Join an in-memory DataFrame to a TableExpression¶
You might have an in-memory DataFrame that you want to join to a TableExpression. For example, you might have a file on your local machine that you don't want to upload to your backend, but you need to join it to a table in that backend.
You can perform joins on local data to TableExpressions from your backend easily with Ibis MemTables.
In this guide, you will learn how to join a pandas DataFrame to a TableExpression.
Data Setup:¶
In this example, we will create two DataFrames: one containing events and one containing event names. We will save the events to a parquet file and read that as a TableExpression in the DuckDB backend.

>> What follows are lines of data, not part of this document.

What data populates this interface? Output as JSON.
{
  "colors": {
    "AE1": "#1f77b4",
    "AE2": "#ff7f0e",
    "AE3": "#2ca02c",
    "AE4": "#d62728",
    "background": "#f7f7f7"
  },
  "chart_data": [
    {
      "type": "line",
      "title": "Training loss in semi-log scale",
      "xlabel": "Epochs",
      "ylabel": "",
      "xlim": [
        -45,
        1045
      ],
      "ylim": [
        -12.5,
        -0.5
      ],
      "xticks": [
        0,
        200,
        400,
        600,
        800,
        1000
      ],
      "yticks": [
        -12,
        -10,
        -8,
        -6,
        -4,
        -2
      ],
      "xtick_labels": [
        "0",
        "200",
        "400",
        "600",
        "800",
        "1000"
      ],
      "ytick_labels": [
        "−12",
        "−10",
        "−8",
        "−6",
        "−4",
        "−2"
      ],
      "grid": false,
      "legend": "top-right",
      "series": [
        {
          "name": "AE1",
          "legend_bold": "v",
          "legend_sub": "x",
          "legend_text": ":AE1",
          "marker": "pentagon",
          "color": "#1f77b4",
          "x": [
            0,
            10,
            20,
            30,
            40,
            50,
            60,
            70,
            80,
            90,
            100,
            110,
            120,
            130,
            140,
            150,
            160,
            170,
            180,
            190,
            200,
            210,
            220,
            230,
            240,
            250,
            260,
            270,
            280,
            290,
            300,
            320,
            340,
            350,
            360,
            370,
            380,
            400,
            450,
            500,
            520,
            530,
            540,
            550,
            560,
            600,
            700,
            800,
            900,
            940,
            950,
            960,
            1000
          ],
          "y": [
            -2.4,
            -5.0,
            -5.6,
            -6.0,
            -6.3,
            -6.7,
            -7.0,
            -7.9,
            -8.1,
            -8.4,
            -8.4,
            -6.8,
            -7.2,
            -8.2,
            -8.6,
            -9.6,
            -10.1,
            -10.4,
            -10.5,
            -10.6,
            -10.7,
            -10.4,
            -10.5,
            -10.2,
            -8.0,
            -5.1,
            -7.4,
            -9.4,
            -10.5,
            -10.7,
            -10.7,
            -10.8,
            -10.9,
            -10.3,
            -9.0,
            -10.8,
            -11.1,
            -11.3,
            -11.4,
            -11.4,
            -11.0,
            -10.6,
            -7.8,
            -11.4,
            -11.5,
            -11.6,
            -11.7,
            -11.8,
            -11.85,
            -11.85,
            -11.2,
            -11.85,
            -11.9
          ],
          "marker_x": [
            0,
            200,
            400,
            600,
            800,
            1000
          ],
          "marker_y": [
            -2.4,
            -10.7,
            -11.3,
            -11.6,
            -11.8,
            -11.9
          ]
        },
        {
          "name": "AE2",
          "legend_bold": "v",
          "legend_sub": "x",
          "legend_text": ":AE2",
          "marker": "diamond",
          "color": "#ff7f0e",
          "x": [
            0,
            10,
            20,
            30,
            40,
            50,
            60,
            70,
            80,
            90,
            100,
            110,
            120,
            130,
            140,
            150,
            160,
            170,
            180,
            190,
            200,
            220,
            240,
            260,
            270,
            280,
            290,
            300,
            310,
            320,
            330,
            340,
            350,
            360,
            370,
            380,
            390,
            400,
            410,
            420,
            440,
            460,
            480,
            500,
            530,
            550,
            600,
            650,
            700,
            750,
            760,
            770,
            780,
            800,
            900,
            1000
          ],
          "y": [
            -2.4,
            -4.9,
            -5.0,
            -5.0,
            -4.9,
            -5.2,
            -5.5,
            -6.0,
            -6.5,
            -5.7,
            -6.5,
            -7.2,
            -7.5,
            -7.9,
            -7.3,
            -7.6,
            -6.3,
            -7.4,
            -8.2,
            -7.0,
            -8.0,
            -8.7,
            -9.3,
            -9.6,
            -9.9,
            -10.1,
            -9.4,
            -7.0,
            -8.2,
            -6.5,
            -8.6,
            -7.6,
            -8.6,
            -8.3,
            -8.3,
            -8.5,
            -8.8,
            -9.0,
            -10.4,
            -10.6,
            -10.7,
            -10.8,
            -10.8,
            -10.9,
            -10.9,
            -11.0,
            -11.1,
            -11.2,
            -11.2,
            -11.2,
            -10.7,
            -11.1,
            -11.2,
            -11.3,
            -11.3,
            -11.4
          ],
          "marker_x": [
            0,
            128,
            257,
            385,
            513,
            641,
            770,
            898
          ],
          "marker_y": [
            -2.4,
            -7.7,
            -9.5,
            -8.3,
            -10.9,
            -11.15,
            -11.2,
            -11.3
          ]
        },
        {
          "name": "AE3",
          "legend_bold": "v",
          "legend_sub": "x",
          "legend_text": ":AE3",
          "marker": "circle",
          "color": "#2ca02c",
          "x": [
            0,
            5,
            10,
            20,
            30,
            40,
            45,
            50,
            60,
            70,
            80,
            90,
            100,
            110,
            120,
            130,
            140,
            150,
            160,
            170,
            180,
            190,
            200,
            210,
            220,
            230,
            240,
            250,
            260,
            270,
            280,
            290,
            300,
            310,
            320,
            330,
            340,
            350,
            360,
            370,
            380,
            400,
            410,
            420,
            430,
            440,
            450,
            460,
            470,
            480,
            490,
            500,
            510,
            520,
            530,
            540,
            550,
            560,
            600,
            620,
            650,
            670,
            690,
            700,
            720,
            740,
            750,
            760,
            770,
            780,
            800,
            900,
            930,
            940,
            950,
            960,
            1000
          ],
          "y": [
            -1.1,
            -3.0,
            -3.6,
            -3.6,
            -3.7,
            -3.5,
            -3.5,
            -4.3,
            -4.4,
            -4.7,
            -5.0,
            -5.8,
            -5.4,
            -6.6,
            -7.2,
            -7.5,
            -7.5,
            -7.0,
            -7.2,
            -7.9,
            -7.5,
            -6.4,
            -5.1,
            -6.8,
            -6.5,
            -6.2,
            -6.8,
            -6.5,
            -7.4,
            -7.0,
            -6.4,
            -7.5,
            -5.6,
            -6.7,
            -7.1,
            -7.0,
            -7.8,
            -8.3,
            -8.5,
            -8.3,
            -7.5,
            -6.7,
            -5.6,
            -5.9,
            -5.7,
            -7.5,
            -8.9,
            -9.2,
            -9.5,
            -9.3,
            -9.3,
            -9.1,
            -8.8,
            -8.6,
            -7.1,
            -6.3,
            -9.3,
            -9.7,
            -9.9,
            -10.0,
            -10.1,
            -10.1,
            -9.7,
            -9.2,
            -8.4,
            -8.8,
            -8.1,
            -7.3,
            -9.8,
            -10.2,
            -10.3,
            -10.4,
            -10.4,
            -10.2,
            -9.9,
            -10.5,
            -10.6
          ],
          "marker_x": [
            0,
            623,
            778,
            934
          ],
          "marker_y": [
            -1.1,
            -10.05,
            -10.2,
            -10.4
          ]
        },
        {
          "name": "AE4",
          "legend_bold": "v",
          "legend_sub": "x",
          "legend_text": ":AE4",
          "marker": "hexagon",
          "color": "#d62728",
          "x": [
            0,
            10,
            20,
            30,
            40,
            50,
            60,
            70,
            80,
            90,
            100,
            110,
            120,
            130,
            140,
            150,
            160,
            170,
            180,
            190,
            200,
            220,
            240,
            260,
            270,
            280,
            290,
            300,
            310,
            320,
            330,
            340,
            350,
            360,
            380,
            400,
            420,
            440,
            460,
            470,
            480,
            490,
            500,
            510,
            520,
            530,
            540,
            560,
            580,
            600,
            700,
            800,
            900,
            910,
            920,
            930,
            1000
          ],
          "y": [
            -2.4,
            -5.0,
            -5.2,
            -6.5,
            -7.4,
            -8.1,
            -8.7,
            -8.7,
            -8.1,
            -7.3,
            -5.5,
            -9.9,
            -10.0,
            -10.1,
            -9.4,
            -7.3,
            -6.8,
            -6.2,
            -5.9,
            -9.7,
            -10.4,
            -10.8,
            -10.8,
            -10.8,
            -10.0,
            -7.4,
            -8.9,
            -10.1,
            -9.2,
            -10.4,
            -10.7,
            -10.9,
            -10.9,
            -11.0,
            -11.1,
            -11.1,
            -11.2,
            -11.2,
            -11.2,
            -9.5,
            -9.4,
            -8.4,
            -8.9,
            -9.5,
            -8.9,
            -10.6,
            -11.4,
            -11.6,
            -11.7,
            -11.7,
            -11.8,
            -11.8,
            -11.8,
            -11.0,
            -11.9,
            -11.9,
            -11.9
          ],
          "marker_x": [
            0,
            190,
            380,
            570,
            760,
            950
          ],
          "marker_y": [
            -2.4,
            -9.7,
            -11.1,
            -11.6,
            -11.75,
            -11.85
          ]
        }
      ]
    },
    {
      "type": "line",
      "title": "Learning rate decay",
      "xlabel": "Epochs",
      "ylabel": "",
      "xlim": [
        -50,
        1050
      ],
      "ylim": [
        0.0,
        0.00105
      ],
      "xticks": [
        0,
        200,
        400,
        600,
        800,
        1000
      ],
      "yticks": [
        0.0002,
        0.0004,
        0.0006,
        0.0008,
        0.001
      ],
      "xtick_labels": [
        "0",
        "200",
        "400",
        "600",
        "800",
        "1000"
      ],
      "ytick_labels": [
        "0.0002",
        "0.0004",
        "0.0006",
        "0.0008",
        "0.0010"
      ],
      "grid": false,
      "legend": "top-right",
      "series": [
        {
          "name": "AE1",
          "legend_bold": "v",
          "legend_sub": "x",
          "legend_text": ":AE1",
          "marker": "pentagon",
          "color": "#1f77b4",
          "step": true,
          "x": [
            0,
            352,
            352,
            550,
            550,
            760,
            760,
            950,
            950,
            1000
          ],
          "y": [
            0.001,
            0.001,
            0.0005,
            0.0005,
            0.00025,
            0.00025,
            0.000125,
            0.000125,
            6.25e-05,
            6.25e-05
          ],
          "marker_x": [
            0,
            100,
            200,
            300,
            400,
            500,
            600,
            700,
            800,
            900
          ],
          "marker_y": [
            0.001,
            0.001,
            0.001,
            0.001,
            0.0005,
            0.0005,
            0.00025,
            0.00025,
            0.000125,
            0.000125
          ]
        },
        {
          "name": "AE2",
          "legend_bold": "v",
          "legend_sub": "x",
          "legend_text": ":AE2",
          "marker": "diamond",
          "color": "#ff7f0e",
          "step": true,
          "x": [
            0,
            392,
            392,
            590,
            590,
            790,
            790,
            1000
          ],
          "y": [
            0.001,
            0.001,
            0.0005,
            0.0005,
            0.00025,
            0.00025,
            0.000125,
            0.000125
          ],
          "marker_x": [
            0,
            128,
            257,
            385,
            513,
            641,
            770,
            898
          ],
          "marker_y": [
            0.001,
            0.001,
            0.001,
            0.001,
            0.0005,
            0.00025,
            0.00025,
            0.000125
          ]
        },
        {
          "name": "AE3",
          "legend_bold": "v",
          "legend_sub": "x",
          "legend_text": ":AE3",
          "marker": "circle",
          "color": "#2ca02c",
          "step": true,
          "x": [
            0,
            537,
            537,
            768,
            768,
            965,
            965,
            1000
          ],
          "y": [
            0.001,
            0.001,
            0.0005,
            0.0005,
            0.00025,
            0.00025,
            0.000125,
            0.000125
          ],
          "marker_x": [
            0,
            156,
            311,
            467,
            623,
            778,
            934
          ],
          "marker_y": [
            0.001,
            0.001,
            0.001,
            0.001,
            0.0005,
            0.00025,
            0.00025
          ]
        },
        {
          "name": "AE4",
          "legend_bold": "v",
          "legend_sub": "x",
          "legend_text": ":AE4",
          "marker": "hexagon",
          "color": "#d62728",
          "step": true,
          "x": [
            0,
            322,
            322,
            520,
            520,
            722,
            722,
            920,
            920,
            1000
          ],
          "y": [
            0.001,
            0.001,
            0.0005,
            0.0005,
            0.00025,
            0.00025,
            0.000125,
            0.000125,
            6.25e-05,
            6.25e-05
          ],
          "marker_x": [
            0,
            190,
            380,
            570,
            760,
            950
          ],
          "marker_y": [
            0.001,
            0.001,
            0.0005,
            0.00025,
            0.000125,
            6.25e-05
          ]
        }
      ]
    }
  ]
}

We will then convert the event names DataFrame to a PandasInMemoryTable (MemTable), which is a pandas DataFrame as a TableExpression and join the two expressions together as we would two TableExpressions in a backend.
In [1]: import ibis
In [2]: import pandas as pd
...: from datetime import date
In [3]: # create a pandas DataFrame that we will convert to a
...: # PandasInMemoryTable (Ibis MemTable)
...: events = pd.DataFrame(
...: {
...: 'event_id': range(4),
...: 'event_name': [f'e{k}' for k in range(4)],
...: }
...: )
In [4]: # Create a parquet file that we will read in using the DuckDB backend
...: # as a TableExpression
...: measures = pd.DataFrame({
...: "event_id": [0] * 2 + [1] * 3 + [2] * 5 + [3] * 2
...: ,"measured_on": map(
...: date
...: ,[2021] * 12, [6] * 4 + [5] * 6 + [7] * 2
...: ,range(1, 13)
...: )
...: ,"measurement": None
...: })
In [5]: measures.at[1, "measurement"] = 5.
...: measures.at[4, "measurement"] = 42.
...: measures.at[5, "measurement"] = 42.
...: measures.at[7, "measurement"] = 11.
In [6]: # Save measures to parquet:
...: measures.to_parquet('measures.parquet')
In [7]: # connect to a DuckDB backend
...: conn = ibis.connect('duckdb://:memory:')
...: measures = conn.register('measures.parquet', 'measures')
In [8]: # `measures` is a TableExpression in a DuckDB backend connection:
...: measures
Out[8]:
AlchemyTable: measures
event_id int64
measured_on date
measurement float64
Converting a pandas DataFrame to a MemTable is as simple as feeding it to ibis.memtable
:
In [9]: # To join, convert your DataFrame to a memtable
...: mem_events = ibis.memtable(events)
In [10]: mem_events
Out[10]:
PandasInMemoryTable
data:
PandasDataFrameProxy:
event_id event_name
0 0 e0
1 1 e1
2 2 e2
3 3 e3
and joining is the same as joining any two TableExpressions:
In [11]: # Join as you would two table expressions
...: measures.join(
...: mem_events,
...: measures['event_id'] == mem_events['event_id']
...: ).to_pandas()
Out[11]:
event_id measured_on measurement event_name
0 0 2021-06-01 NaN e0
1 0 2021-06-02 5.0 e0
2 1 2021-06-03 NaN e1
3 1 2021-06-04 NaN e1
4 1 2021-05-05 42.0 e1
5 2 2021-05-06 42.0 e2
6 2 2021-05-07 NaN e2
7 2 2021-05-08 11.0 e2
8 2 2021-05-09 NaN e2
9 2 2021-05-10 NaN e2
10 3 2021-07-11 NaN e3
11 3 2021-07-12 NaN e3
Note that the return result of the join
is a TableExpression and that to_pandas
returns a pandas DataFrame.